Ciencia y equilibrio

El nieto mayor -Abuelo, ¿sabías que en Europa hallaron agua líquida?
-¿En Europa?, pero si es obvio que en Europa. Responde el abuelo
-Pero abuelo, una de las lunas de Júpiter se llama Europa.
-Eso no es nada –interrumpe el hermano-en Saturno llueven diamantes.
-Pero mis peques, saben ustedes que en varios países del mundo hay gente que se muere de hambre, habiendo alimento de sobra para todos en el mundo?
-¿Y qué diría de esto Einstein? Dijo el más pequeño.
-¿Y Max Planck? Agregó el mayor.
-¿Y Burkhard Heim? Dijo el abuelo

Descubrimiento

Parece que había descubierto un nuevo material (eso dedujimos más tarde). Después de días encerrado en el laboratorio del Instituto, después de centrifugar horas, una mañana con bastante mal aspecto, el Doctor Coler comenzó a gritar -Lo tengo, soy el nanocreador- luego, se encerró en la sala del microscopio y nunca más lo vimos, ni a él, ni al microscopio, ni al rollo que enarbolaba triunfal. Sólo encontramos sobre una balanza, un trozo de ¿papel? que decía «Dos Dimensiones y vamos por una». Sus asistentes decidimos arrojar todo al cesto, sin tocarlo… por las dudas.

La caída

El ángel cayó al mismo tiempo que una de sus plumas, así se demostró que el paraíso carecía de aire.

Los gigantes

Dalmacio Funes miró como danzaban en las corrientes de aire y pensó que esos híbridos altos, delgados, elegantes, casi hermosos, eran una prueba más de todos los disfraces que usaba el mal para seducirlo. Hacía tiempo que «los infiltrados» lo acompañaban, en ocasiones le susurraban al oído, las noches de tormenta lo insultaban y amenazaban con arrastrarlo a un planeta de viento. Pero esa noche había decidido enfrentarlos: cerró los ojos y dirigió su auto contra los aerogeneradores que eran el orgullo del pueblo y permitían el autoabastecimiento energético.

Felicidad

Le hice zoom a tu cerebro.

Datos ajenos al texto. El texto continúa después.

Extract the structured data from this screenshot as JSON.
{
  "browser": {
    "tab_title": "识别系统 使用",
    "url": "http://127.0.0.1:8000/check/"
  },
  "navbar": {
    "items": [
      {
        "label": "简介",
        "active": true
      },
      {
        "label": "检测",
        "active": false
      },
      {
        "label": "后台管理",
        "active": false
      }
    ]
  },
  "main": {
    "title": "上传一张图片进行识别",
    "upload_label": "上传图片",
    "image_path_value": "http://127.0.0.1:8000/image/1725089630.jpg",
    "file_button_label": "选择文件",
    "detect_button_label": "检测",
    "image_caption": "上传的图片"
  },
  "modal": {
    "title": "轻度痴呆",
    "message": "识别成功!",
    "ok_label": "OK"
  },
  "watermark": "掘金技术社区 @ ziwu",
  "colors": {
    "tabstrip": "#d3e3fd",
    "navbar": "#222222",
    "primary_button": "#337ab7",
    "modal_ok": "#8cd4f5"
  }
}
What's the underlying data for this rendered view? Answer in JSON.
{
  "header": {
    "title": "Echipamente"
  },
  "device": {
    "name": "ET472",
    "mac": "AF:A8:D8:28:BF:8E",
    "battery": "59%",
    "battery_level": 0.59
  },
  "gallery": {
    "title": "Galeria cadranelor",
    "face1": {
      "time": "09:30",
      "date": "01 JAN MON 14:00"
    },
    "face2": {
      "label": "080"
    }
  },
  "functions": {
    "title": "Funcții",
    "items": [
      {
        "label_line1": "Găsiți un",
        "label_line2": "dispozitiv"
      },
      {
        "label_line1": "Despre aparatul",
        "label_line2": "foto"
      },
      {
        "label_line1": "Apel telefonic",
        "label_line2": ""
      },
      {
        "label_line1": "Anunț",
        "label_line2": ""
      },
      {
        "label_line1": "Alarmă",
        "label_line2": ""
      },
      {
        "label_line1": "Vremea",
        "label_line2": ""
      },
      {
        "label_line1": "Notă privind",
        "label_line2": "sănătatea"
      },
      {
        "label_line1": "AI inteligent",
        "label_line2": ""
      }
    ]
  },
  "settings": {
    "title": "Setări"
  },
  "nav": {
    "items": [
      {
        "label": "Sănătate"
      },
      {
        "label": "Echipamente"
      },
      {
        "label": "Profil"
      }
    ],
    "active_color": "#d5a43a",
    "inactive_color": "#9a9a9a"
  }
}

Busqué entre millones de partículas y la encontré. Vi cómo podía causarte una sonrisa y me pareció incluso más encantadora que ésta: era una pequeña partícula llamada Miosina, delgada y con zapatos de gala. Caminaba sobre un filamento de neurona y llevaba consigo una enorme carga, pero iba tan firme que creí que la hacía tan feliz como lo que causaba.
La Miosina desfila y lleva una bola de endorfina. Afuera estás tú, riéndote de todo lo que te digo gracias a esta pequeñita que trabaja duro para que seas feliz.

mARTEmáticas

Siento la brisa de la noche revolviéndome el pelo. Inspiro profundamente y prosigo con mi labor. La mayoría no comprende la belleza que emana de las líneas que escribo con suma delicadeza. Moldeo la realidad para acercarme a la verdad. Juego con la vida e imagino lo irreal.
Contemplo el horizonte y me planteo por qué es difícil conciliar los dos mundos que amo si para mí se intersecan completamente. A mi mente viene una única frase.
«Jóvenes poetas, alzad las plumas y dibujad sobre el papel finos trazos que embelesen al mundo».
¿Arte? ¿Matemáticas? Poesía abstracta de inigualable trascendencia…

Decoherencia

Le dije al doctor que había dejado de escribir porque al terminar un microrrelato mi peso era inferior a la constante de Planck y había consumido tanta energía que ya no dependía de las cuatro fuerzas primordiales.
Contestó que ese proceso de tránsito, de la realidad cuántica a nuestra realidad clásica, era el responsable de que viese el mundo tal y como lo conocemos, es decir, una auténtica mierda.
Desde entonces voy tirando con una batería de litio que llevo incorporada en el esternón y no he vuelto a subirme a una báscula.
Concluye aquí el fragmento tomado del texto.